From the Departments of Neurology (A.R., G.J.Z., M.N.D., C.P.D., R.D.), Neurological Surgery (G.J.Z., M.N.D., R.G.D., C.P.D., K.M.R., M.R.C.), and Radiology (C.P.D.), Washington University School of Medicine, Saint Louis, MO.
Stroke. 2014 Jan;45(1):265-7. doi: 10.1161/STROKEAHA.113.002629. Epub 2013 Nov 5.
Spontaneous idiopathic subarachnoid hemorrhage (SAH) with a perimesencephalic bleeding pattern is usually associated with a benign course, whereas a diffuse bleeding pattern has been associated with a higher risk of vasospasm and disability. We evaluated whether volume of bleeding explains this disparity.
Pattern and amount of bleeding (by Hijdra and intraventricular hemorrhage scores) were assessed in 89 patients with nonaneurysmal SAH. Outcomes included angiographic vasospasm, delayed cerebral ischemia, and functional outcome at 1 year.

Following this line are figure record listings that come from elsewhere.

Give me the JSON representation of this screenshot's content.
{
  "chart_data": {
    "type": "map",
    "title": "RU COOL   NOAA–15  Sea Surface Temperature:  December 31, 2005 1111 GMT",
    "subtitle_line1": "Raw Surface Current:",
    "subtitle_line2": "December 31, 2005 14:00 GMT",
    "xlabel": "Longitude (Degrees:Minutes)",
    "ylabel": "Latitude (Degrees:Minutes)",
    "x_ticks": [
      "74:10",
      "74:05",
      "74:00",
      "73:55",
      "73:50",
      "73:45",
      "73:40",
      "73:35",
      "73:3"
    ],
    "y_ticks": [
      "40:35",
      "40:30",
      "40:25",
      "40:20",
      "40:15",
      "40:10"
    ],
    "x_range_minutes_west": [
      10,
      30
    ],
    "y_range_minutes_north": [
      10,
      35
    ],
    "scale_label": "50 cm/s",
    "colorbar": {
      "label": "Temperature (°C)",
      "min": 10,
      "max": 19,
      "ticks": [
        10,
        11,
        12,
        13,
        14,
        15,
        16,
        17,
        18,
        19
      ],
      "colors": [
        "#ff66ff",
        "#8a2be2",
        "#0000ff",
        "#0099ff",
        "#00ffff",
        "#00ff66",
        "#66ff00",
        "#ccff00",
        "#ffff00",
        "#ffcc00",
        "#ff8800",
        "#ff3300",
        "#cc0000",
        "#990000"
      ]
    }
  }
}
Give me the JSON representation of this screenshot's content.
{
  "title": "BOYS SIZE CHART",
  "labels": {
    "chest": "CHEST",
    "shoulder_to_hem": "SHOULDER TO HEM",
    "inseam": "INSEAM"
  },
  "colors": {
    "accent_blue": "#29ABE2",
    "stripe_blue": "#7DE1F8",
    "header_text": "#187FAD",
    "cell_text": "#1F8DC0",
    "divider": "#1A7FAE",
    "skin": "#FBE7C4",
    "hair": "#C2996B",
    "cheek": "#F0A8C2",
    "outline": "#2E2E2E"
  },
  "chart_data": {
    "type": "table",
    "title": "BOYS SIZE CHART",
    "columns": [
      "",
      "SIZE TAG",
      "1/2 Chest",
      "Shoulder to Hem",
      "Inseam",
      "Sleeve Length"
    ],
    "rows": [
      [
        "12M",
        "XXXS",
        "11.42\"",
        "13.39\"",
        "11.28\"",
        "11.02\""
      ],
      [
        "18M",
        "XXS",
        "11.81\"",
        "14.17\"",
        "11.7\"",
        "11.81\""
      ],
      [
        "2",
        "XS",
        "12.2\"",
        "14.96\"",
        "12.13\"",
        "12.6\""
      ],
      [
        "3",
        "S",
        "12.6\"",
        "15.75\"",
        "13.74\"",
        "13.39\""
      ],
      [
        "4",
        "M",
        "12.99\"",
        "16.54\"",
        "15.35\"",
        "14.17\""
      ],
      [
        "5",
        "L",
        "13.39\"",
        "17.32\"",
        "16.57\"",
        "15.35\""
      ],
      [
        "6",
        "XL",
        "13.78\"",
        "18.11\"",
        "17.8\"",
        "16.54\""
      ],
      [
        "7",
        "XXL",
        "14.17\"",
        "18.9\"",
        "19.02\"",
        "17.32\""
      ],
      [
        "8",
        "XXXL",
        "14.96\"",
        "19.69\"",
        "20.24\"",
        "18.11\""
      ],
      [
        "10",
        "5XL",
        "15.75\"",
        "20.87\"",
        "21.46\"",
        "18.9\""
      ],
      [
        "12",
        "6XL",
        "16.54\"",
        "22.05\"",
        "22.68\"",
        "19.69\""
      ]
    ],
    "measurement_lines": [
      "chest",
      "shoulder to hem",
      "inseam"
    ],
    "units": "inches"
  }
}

Diffuse bleeding was associated with significantly higher Hijdra and intraventricular hemorrhage scores than perimesencephalic SAH, P≤0.003. Angiographic vasospasm was more likely in diffuse versus perimesencephalic SAH (45% versus 27%; odds ratio, 2.9; P=0.08), but adjustment for greater blood burden only partially attenuated this trend (adjusted odds ratio, 2.2; 95% confidence interval, 0.69-7.2; P=0.18); delayed cerebral ischemia was only seen in those with diffuse bleeding. Patients with diffuse bleeding were less likely to be discharged home (68% versus 90%; P=0.01) and tended to have more residual disability (modified Rankin scale, 3-6; 20% versus 6%; P=0.18).

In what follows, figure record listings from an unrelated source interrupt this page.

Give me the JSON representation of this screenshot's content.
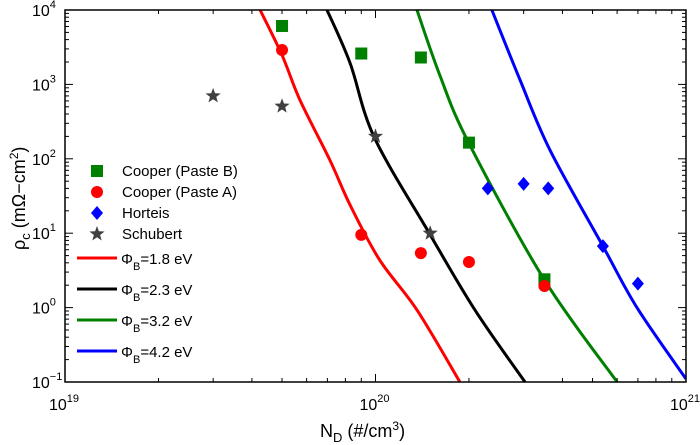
{
  "chart_data": {
    "type": "scatter",
    "title": "",
    "xlabel": {
      "main": "N",
      "sub": "D",
      "rest": " (#/cm",
      "sup": "3",
      "end": ")"
    },
    "ylabel": {
      "main": "ρ",
      "sub": "c",
      "rest": " (mΩ−cm",
      "sup": "2",
      "end": ")"
    },
    "xscale": "log",
    "yscale": "log",
    "xlim": [
      1e+19,
      1e+21
    ],
    "ylim": [
      0.1,
      10000
    ],
    "grid": false,
    "legend_position": "center-left",
    "x_ticks": [
      {
        "base": "10",
        "exp": "19",
        "value": 1e+19
      },
      {
        "base": "10",
        "exp": "20",
        "value": 1e+20
      },
      {
        "base": "10",
        "exp": "21",
        "value": 1e+21
      }
    ],
    "y_ticks": [
      {
        "base": "10",
        "exp": "−1",
        "value": 0.1
      },
      {
        "base": "10",
        "exp": "0",
        "value": 1
      },
      {
        "base": "10",
        "exp": "1",
        "value": 10
      },
      {
        "base": "10",
        "exp": "2",
        "value": 100
      },
      {
        "base": "10",
        "exp": "3",
        "value": 1000
      },
      {
        "base": "10",
        "exp": "4",
        "value": 10000
      }
    ],
    "scatter_series": [
      {
        "name": "Cooper (Paste B)",
        "marker": "square",
        "color": "#008000",
        "points": [
          [
            5e+19,
            6100
          ],
          [
            9e+19,
            2600
          ],
          [
            1.4e+20,
            2300
          ],
          [
            2e+20,
            165
          ],
          [
            3.5e+20,
            2.4
          ]
        ]
      },
      {
        "name": "Cooper (Paste A)",
        "marker": "circle",
        "color": "#ff0000",
        "points": [
          [
            5e+19,
            2900
          ],
          [
            9e+19,
            9.5
          ],
          [
            1.4e+20,
            5.4
          ],
          [
            2e+20,
            4.1
          ],
          [
            3.5e+20,
            1.95
          ]
        ]
      },
      {
        "name": "Horteis",
        "marker": "diamond",
        "color": "#0000ff",
        "points": [
          [
            2.3e+20,
            40
          ],
          [
            3e+20,
            46
          ],
          [
            3.6e+20,
            40
          ],
          [
            5.4e+20,
            6.7
          ],
          [
            7e+20,
            2.1
          ]
        ]
      },
      {
        "name": "Schubert",
        "marker": "star",
        "color": "#404040",
        "points": [
          [
            3e+19,
            700
          ],
          [
            5e+19,
            510
          ],
          [
            1e+20,
            200
          ],
          [
            1.5e+20,
            10
          ]
        ]
      }
    ],
    "line_series": [
      {
        "name_main": "Φ",
        "name_sub": "B",
        "name_rest": "=1.8  eV",
        "color": "#ff0000",
        "points": [
          [
            4.25e+19,
            10000
          ],
          [
            5e+19,
            2480
          ],
          [
            5.71e+19,
            617
          ],
          [
            7.13e+19,
            96
          ],
          [
            8.28e+19,
            24
          ],
          [
            1.03e+20,
            4.4
          ],
          [
            1.36e+20,
            0.93
          ],
          [
            1.87e+20,
            0.1
          ]
        ]
      },
      {
        "name_main": "Φ",
        "name_sub": "B",
        "name_rest": "=2.3  eV",
        "color": "#000000",
        "points": [
          [
            6.98e+19,
            10000
          ],
          [
            8.28e+19,
            1940
          ],
          [
            9.9e+19,
            196
          ],
          [
            1.49e+20,
            10
          ],
          [
            2.09e+20,
            0.93
          ],
          [
            3.03e+20,
            0.1
          ]
        ]
      },
      {
        "name_main": "Φ",
        "name_sub": "B",
        "name_rest": "=3.2  eV",
        "color": "#008000",
        "points": [
          [
            1.36e+20,
            10000
          ],
          [
            1.61e+20,
            1340
          ],
          [
            1.99e+20,
            168
          ],
          [
            3.49e+20,
            2.4
          ],
          [
            6e+20,
            0.1
          ]
        ]
      },
      {
        "name_main": "Φ",
        "name_sub": "B",
        "name_rest": "=4.2  eV",
        "color": "#0000ff",
        "points": [
          [
            2.37e+20,
            10000
          ],
          [
            2.92e+20,
            1150
          ],
          [
            3.65e+20,
            130
          ],
          [
            5.4e+20,
            6.7
          ],
          [
            6.95e+20,
            1.0
          ],
          [
            1e+21,
            0.11
          ]
        ]
      }
    ]
  }
}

Nonaneurysmal SAH can still result in vasospasm and residual disability, especially in those with diffuse bleeding. This disparity is only partially accounted for by greater cisternal or intraventricular blood, suggesting that the mechanism and distribution of bleeding may be as important as the amount of hemorrhage in patients with idiopathic SAH.
自发性特发性蛛网膜下腔出血(SAH)伴脑周出血模式通常与良性病程相关,而弥漫性出血模式与更高的血管痉挛和残疾风险相关。我们评估了出血量是否可以解释这种差异。
评估了 89 例非动脉瘤性 SAH 患者的出血模式和出血量(通过 Hijdra 和脑室内出血评分)。结局包括血管造影性血管痉挛、迟发性脑缺血和 1 年时的功能结局。
弥漫性出血与明显更高的 Hijdra 和脑室内出血评分相关,明显高于脑周 SAH(P≤0.003)。弥漫性出血比脑周 SAH 更可能发生血管造影性血管痉挛(45%比 27%;优势比,2.9;P=0.08),但调整更大的血液负担仅部分减弱了这种趋势(调整后的优势比,2.2;95%置信区间,0.69-7.2;P=0.18);只有弥漫性出血的患者才会出现迟发性脑缺血。弥漫性出血的患者更不可能出院回家(68%比 90%;P=0.01),并且往往存在更多的残留残疾(改良 Rankin 量表,3-6;20%比 6%;P=0.18)。
非动脉瘤性 SAH 仍可导致血管痉挛和残留残疾,尤其是弥漫性出血的患者。这种差异仅部分归因于脑池或脑室内血液更多,这表明在特发性 SAH 患者中,出血的机制和分布可能与出血量一样重要。